Why Logistics Matter in Carly Fiorina’s Run for President

AP Photo/Richard Shiro
AP Photo/Richard Shiro

There are a lot of big ideas floated around, a lot of words that are said, and a lot of plans that never come to fruition. The logistics matter. How does a big idea get from point A to point B? Ask Carly Fiorina.

She successfully executed one of the largest technology mergers of the time, which was instrumental in bringing Hewlett Packard back as an industry leader.

I would know, I worked at Hewlett Packard during Carly’s time as CEO of the company.

When Carly was recruited to be CEO of HP, it was because HP needed change. It was a company that was bogged down by its tradition. It was a company that held the American Dream near and dear—having been developed by two entrepreneurs in 1939—but at the same time was held down by its past.

Carly had a plan of how to bring HP into the new technology era. She knew the logistics of how to get HP from point A to point B. She developed a plan of action, how to get HP back on track, and followed through with it. Was it difficult? Yes, tough decisions always are.

I’ve heard Carly speak on the campaign trail about the importance of using technology to the advantage of voters and the government. Carly is right, we need a leader that will be able to utilize technology to engage citizens, in all aspects of government, including the voting process.

It’s instrumental to our democracy that all voices be heard, and like she says, what better way than using our smartphones. If you can vote for a winner on a reality show by phone, why shouldn’t you be able to tell your government what you’d like to fix, and provide your input on how to fix it?

Carly has used technology in this way in the past, and it has worked. At a corporate level, Carly communicated with all HP employees using technology for live meetings with the ability to submit questions real-time which she responded to. We were all able to voice our concerns, ask questions, and be heard by Carly. It is in this way that we knew we were being listened to, and the best ideas were being considered for the future of the company.

Carly was a great communicator.

She kept employees updated on a very regular basis, on the status of company issues, initiatives, etc. Therefore, I had the opportunity to witness her management style firsthand; it was one of trust in the people she hired, their ability to be effective, and their utilization in the success of the company.

The merger with Compaq, though widely disputed and criticized, was one of the largest and most successful mergers at the time.
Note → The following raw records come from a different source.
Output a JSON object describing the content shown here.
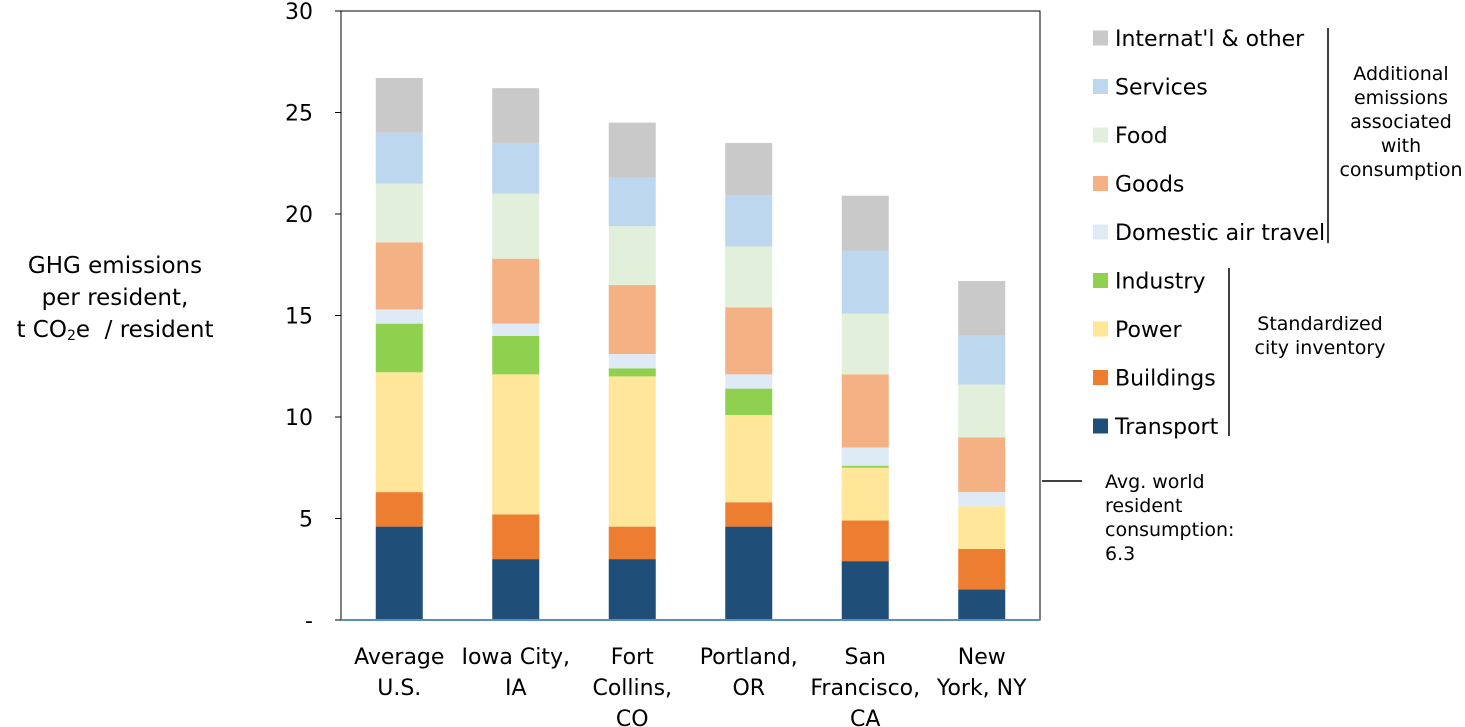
{
  "chart_data": {
    "type": "bar",
    "stacked": true,
    "ylabel_lines": [
      "GHG emissions",
      "per resident,"
    ],
    "ylabel_unit": {
      "pre": "t CO",
      "sub": "2",
      "post": "e  / resident"
    },
    "ylim": [
      0,
      30
    ],
    "yticks": [
      "-",
      "5",
      "10",
      "15",
      "20",
      "25",
      "30"
    ],
    "ytick_values": [
      0,
      5,
      10,
      15,
      20,
      25,
      30
    ],
    "categories": [
      [
        "Average",
        "U.S."
      ],
      [
        "Iowa City,",
        "IA"
      ],
      [
        "Fort",
        "Collins,",
        "CO"
      ],
      [
        "Portland,",
        "OR"
      ],
      [
        "San",
        "Francisco,",
        "CA"
      ],
      [
        "New",
        "York, NY"
      ]
    ],
    "series": [
      {
        "name": "Transport",
        "color": "#1f4e79",
        "values": [
          4.6,
          3.0,
          3.0,
          4.6,
          2.9,
          1.5
        ]
      },
      {
        "name": "Buildings",
        "color": "#ed7d31",
        "values": [
          1.7,
          2.2,
          1.6,
          1.2,
          2.0,
          2.0
        ]
      },
      {
        "name": "Power",
        "color": "#ffe699",
        "values": [
          5.9,
          6.9,
          7.4,
          4.3,
          2.6,
          2.1
        ]
      },
      {
        "name": "Industry",
        "color": "#8fd14f",
        "values": [
          2.4,
          1.9,
          0.4,
          1.3,
          0.1,
          0.0
        ]
      },
      {
        "name": "Domestic air travel",
        "color": "#deebf7",
        "values": [
          0.7,
          0.6,
          0.7,
          0.7,
          0.9,
          0.7
        ]
      },
      {
        "name": "Goods",
        "color": "#f4b183",
        "values": [
          3.3,
          3.2,
          3.4,
          3.3,
          3.6,
          2.7
        ]
      },
      {
        "name": "Food",
        "color": "#e2efda",
        "values": [
          2.9,
          3.2,
          2.9,
          3.0,
          3.0,
          2.6
        ]
      },
      {
        "name": "Services",
        "color": "#bdd7ee",
        "values": [
          2.5,
          2.5,
          2.4,
          2.5,
          3.1,
          2.4
        ]
      },
      {
        "name": "Internat'l & other",
        "color": "#c9c9c9",
        "values": [
          2.7,
          2.7,
          2.7,
          2.6,
          2.7,
          2.7
        ]
      }
    ],
    "legend_order": [
      "Internat'l & other",
      "Services",
      "Food",
      "Goods",
      "Domestic air travel",
      "Industry",
      "Power",
      "Buildings",
      "Transport"
    ],
    "legend_groups": [
      {
        "label_lines": [
          "Additional",
          "emissions",
          "associated",
          "with",
          "consumption"
        ],
        "members": [
          "Internat'l & other",
          "Services",
          "Food",
          "Goods",
          "Domestic air travel"
        ]
      },
      {
        "label_lines": [
          "Standardized",
          "city inventory"
        ],
        "members": [
          "Industry",
          "Power",
          "Buildings",
          "Transport"
        ]
      }
    ],
    "reference_line": {
      "value": 6.3,
      "label_lines": [
        "Avg. world",
        "resident",
        "consumption:",
        "6.3"
      ]
    },
    "axis_color": "#5b8dbf"
  }
}
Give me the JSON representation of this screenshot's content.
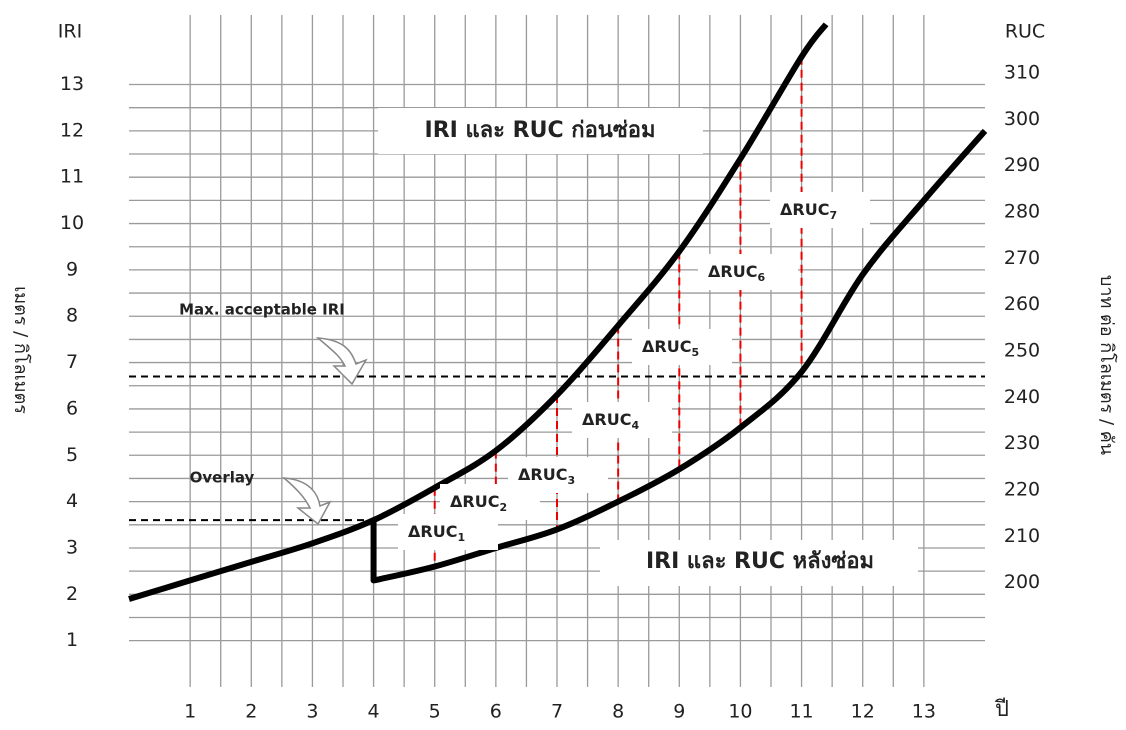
{
  "chart_data": {
    "type": "line",
    "y_axis_title": "IRI",
    "y2_axis_title": "RUC",
    "y_label": "เมตร / กิโลเมตร",
    "y2_label": "บาท ต่อ กิโลเมตร / คัน",
    "x_label": "ปี",
    "xlim": [
      0,
      14
    ],
    "xticks": [
      1,
      2,
      3,
      4,
      5,
      6,
      7,
      8,
      9,
      10,
      11,
      12,
      13
    ],
    "ylim": [
      0,
      14.5
    ],
    "yticks": [
      1,
      2,
      3,
      4,
      5,
      6,
      7,
      8,
      9,
      10,
      11,
      12,
      13
    ],
    "y2lim": [
      177.5,
      322.5
    ],
    "y2ticks": [
      200,
      210,
      220,
      230,
      240,
      250,
      260,
      270,
      280,
      290,
      300,
      310
    ],
    "grid": true,
    "series": [
      {
        "name": "IRI และ RUC ก่อนซ่อม",
        "color": "#000000",
        "x": [
          0,
          1,
          2,
          3,
          4,
          5,
          6,
          7,
          8,
          9,
          10,
          11,
          11.4
        ],
        "values": [
          1.9,
          2.3,
          2.7,
          3.1,
          3.6,
          4.3,
          5.1,
          6.3,
          7.8,
          9.4,
          11.4,
          13.6,
          14.3
        ]
      },
      {
        "name": "IRI และ RUC หลังซ่อม",
        "color": "#000000",
        "x": [
          4,
          4,
          5,
          6,
          7,
          8,
          9,
          10,
          11,
          12,
          13,
          14
        ],
        "values": [
          3.6,
          2.3,
          2.6,
          3.0,
          3.4,
          4.0,
          4.7,
          5.6,
          6.8,
          8.9,
          10.5,
          12.0
        ]
      }
    ],
    "reference_lines": [
      {
        "label": "Max. acceptable IRI",
        "value": 6.7
      },
      {
        "label": "Overlay",
        "value": 3.6,
        "x_end": 4
      }
    ],
    "annotations": [
      {
        "text": "ΔRUC",
        "sub": "1"
      },
      {
        "text": "ΔRUC",
        "sub": "2"
      },
      {
        "text": "ΔRUC",
        "sub": "3"
      },
      {
        "text": "ΔRUC",
        "sub": "4"
      },
      {
        "text": "ΔRUC",
        "sub": "5"
      },
      {
        "text": "ΔRUC",
        "sub": "6"
      },
      {
        "text": "ΔRUC",
        "sub": "7"
      }
    ]
  }
}
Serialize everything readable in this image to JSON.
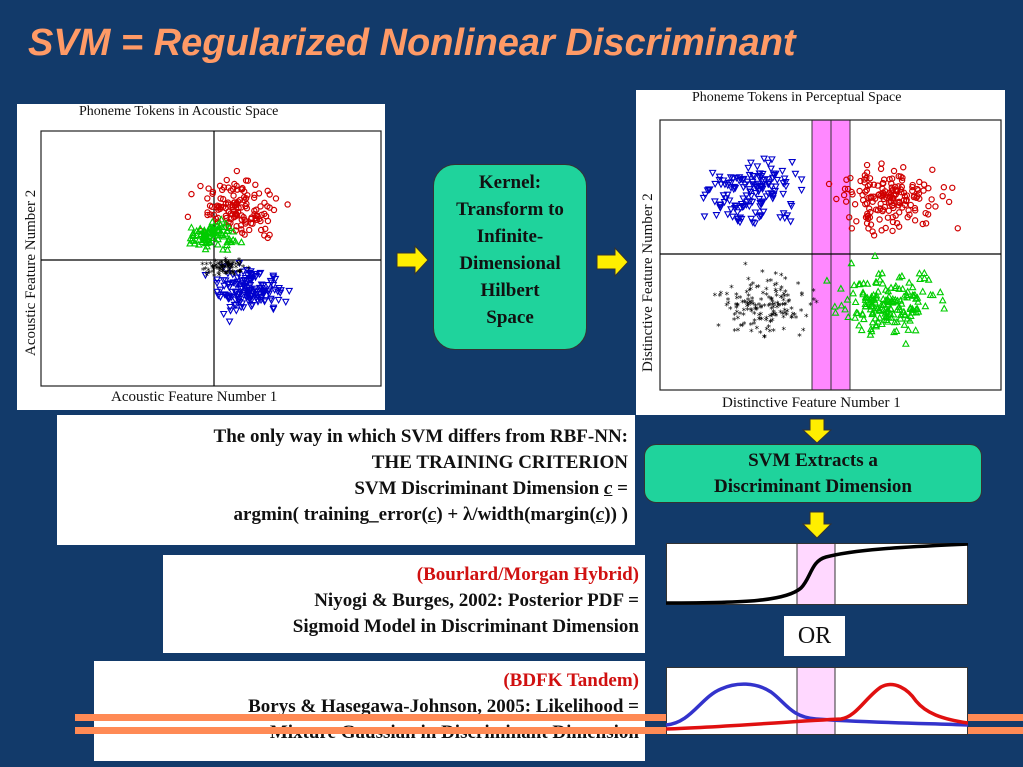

Because of Carly’s foresight and vision for the company, revenues doubled to more than $80 billion, innovation tripled to 15 patents per day, the revenue growth rate more than quadrupled to 6.5 percent, and HP grew to become the 11th largest company in the country. Carly brought the changes necessary to ensure the longevity and prosperity of the company. She set up HP for future growth and success.

From my experience, I cannot dispute the fact that this country is in need of assertive leadership. Carly has a plan of action, and she won’t let the logistics get in her way.